On n’en peut plus de ce tracteur qui transporte des vaches ! Pitié, ça fait une heure qu’on roule, on veut voir le Gour de Tazenat !

 

 

 

 

Enfin ! Enfin ! L’arrivée tant attendue. Vite, je prends en photo la première poubelle venue pour me réconforter.

 

 

La balade du Gour de Tazenat, balisée et modernisée par le conseil départemental propose des panneaux high tech, en harmonie avec le paysage, et livrant quantité d’informations

 

 

 

 

 

 

Des rumeurs circulent : les pédalos rouges vont être retirés car certains pensent qu’ils ne s’intègrent pas dans le paysage. On parle à la place d’un paquebot vert pomme qui glisserait discrètement sur le Gour.

 

 

Dès que l’on pénètre les sentiers, le Gour est en vue, il s’immisce à travers les branchages verdoyants et scintille sous les percées du soleil. Une nouvelle photo s’impose.

 

 

 

 

 

Le lac d’origine volcanique est une vaste étendue d’eau calme, belle et bleutée, accueillant la douceur du printemps et les chants des oiseaux. Une écume mystérieuse rappelant l’eau des pois chiches se dépose sur la rive.

 

 

 

 

Plus loin, nous faisons une nouvelle découverte. Elle avait échappé jusqu’ici aux experts de tout genre… Le Gour accueille des fûts d’uranium appauvri. Notre compteur geiger s’affole. Le taux de radioactivité est 1000 fois supérieur à la normale. J’aurai déjà du m’en douter quand l’un de mes camarades a trempé sa main dans l’eau et l’a ressorti fluorescente.

 

 

 

 

Le tour du lac est pratiquement terminé. Des édifices majestueux bordent le Gour. Je détourne un instant mon regard des bois énigmatiques pour contempler l’un d’eux.

 

 

 

 

Parfois, il ne faut pas garder les yeux rivés sur la beauté du Gour et tendre l’oreille pour écouter le clapotis des eaux. En effet, des merveilles insoupçonnées peuplent la forêt. Depuis quand guettent-elles nos pas ?

 

 

 

 

 

Déjà le retour ! Ce tour du Gour ne nous aura prit qu’une heure et quelques minutes. On comprend pourquoi nous avons croisé autant de promeneurs. Quand il s’agit de faire le plateau de Guéry ou la vallée de Chaudefour, ils sont étrangement moins nombreux !

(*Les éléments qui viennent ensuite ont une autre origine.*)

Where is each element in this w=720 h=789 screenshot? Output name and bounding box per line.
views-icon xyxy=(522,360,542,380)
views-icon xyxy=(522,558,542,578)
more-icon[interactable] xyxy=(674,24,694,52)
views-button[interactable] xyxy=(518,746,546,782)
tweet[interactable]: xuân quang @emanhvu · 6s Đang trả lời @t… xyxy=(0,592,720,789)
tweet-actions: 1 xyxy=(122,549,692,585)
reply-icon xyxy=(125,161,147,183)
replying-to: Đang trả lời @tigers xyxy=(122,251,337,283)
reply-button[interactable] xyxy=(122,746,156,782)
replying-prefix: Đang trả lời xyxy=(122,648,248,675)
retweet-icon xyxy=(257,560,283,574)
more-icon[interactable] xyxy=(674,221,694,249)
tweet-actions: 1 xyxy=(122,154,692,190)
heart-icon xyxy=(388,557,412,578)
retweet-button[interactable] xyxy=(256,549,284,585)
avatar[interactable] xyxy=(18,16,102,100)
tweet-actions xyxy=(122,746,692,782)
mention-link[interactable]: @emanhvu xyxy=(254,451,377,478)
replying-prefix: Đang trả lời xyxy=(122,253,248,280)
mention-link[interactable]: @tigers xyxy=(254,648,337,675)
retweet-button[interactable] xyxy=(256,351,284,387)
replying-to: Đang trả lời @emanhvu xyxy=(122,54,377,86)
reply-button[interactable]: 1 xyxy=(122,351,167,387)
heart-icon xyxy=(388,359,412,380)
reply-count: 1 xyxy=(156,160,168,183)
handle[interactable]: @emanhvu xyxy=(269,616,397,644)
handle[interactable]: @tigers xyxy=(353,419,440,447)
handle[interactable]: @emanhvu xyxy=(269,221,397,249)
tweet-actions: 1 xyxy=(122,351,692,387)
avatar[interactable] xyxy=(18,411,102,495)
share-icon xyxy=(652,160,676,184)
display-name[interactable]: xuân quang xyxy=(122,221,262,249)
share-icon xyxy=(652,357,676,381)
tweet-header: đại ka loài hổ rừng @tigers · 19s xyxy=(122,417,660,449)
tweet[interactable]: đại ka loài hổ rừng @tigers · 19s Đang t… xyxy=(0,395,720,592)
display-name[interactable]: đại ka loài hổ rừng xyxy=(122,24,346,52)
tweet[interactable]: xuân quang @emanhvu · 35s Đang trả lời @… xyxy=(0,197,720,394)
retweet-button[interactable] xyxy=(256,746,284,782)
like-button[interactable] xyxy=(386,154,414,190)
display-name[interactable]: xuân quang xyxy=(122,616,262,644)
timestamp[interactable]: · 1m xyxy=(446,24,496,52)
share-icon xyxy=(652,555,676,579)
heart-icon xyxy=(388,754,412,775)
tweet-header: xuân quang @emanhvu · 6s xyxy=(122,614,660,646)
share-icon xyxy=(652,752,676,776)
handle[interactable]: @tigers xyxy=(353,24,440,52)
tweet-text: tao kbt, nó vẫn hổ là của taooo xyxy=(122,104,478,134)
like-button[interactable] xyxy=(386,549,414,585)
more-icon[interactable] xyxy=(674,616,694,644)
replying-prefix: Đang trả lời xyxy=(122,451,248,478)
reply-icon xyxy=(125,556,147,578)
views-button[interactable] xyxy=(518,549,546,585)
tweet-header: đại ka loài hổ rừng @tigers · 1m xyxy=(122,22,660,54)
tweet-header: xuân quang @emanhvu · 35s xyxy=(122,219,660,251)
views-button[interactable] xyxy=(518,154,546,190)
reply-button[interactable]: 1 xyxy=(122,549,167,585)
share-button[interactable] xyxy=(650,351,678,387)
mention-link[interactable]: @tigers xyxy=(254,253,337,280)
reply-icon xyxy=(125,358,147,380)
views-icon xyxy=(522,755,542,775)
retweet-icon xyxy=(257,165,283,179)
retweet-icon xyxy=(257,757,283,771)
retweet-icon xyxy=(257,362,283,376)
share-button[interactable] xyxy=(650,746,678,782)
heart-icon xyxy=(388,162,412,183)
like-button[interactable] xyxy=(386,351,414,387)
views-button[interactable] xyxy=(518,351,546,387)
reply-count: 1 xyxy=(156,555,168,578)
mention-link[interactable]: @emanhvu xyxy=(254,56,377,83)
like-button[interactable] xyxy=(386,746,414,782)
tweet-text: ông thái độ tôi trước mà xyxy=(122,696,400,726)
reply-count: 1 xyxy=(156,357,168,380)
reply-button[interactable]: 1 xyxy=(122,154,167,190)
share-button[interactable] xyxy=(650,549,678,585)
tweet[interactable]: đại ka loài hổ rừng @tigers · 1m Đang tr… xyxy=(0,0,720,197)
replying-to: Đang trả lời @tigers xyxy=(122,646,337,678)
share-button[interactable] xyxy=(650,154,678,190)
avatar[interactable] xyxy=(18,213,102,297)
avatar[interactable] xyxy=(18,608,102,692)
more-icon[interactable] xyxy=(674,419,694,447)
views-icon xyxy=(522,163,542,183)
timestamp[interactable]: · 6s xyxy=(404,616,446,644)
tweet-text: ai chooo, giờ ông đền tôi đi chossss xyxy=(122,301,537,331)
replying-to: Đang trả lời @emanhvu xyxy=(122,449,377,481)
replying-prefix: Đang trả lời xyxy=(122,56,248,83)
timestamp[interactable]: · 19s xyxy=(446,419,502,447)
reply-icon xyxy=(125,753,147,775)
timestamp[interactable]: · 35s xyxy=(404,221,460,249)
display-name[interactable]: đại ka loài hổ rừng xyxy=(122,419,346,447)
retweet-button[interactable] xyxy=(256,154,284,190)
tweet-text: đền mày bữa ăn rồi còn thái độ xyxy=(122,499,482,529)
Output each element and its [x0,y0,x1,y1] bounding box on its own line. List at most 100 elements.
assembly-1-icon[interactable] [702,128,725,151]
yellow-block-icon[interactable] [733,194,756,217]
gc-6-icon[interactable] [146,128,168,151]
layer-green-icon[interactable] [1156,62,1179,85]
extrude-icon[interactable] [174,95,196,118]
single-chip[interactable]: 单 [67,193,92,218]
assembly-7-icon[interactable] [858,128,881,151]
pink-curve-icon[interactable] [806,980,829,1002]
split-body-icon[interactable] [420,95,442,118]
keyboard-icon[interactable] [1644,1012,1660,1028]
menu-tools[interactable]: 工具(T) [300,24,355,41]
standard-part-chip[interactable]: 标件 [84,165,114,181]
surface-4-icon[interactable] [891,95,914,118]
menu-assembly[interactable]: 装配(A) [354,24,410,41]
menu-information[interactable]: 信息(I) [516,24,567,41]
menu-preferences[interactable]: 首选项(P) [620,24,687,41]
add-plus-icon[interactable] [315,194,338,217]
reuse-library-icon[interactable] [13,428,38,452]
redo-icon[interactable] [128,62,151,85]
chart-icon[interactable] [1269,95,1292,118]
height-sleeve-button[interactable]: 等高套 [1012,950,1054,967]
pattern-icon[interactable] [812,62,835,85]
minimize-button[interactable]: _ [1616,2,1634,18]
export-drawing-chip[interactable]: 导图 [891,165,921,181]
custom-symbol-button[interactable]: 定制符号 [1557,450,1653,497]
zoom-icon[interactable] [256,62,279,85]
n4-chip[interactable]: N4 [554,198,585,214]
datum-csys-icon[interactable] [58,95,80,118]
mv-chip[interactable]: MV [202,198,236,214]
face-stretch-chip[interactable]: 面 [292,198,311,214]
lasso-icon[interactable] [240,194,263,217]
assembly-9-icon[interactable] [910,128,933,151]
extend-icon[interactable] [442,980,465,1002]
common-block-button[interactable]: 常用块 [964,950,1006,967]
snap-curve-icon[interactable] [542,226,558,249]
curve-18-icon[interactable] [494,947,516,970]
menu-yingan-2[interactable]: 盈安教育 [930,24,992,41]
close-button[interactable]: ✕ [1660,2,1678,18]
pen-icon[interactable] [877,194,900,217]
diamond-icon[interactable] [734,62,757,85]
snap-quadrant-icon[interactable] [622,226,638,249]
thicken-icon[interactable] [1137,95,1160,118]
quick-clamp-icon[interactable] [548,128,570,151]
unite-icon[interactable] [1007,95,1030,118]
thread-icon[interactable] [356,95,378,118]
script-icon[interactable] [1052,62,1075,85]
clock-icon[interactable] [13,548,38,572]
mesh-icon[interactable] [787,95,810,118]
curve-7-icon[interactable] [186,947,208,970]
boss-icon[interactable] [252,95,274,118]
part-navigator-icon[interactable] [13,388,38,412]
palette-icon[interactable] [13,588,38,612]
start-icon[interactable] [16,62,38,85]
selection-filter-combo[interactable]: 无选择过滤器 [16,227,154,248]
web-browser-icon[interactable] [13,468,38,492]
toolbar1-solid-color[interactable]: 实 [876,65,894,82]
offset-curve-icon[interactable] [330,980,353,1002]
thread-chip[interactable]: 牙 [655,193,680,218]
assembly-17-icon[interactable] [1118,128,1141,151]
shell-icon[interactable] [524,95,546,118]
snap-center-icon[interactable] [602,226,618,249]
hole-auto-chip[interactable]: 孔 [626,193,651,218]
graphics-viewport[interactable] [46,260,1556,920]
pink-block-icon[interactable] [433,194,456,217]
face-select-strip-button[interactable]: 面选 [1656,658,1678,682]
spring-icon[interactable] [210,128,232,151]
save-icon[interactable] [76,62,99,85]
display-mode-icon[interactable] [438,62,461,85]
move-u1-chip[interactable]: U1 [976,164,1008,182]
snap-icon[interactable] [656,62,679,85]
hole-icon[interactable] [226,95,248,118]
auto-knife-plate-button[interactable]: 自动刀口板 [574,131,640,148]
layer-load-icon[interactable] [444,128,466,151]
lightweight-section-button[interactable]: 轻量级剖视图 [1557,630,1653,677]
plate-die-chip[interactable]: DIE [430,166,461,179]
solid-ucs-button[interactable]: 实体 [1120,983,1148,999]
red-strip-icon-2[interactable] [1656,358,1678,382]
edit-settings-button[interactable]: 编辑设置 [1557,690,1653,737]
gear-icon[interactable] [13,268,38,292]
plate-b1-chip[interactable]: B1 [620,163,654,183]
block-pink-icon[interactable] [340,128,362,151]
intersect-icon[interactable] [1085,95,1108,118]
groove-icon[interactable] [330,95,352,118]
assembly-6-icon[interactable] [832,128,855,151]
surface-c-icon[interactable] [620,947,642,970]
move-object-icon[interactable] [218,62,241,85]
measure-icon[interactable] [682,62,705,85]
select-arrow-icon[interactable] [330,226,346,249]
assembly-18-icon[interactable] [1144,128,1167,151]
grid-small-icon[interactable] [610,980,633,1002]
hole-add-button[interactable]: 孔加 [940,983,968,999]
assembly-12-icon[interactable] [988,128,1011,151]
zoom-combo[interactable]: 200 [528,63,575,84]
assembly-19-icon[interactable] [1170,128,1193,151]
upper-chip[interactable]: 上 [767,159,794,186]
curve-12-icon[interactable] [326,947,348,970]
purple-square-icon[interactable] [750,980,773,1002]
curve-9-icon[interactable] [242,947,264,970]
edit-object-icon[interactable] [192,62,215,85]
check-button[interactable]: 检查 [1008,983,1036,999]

Bon, profitons-en pour prendre une dernière photo.

 

 

 

 

On nous avait tellement vanté ce Gour que nous repartons déçus. Hormis le fort taux de radioactivité, rien n’a été retenu. Par chance, une amie me tend une photo prise avec son téléphone. Je découvre un étrange cratère. Le mystère de notre tour pratiquement concentrique se dévoile soudain.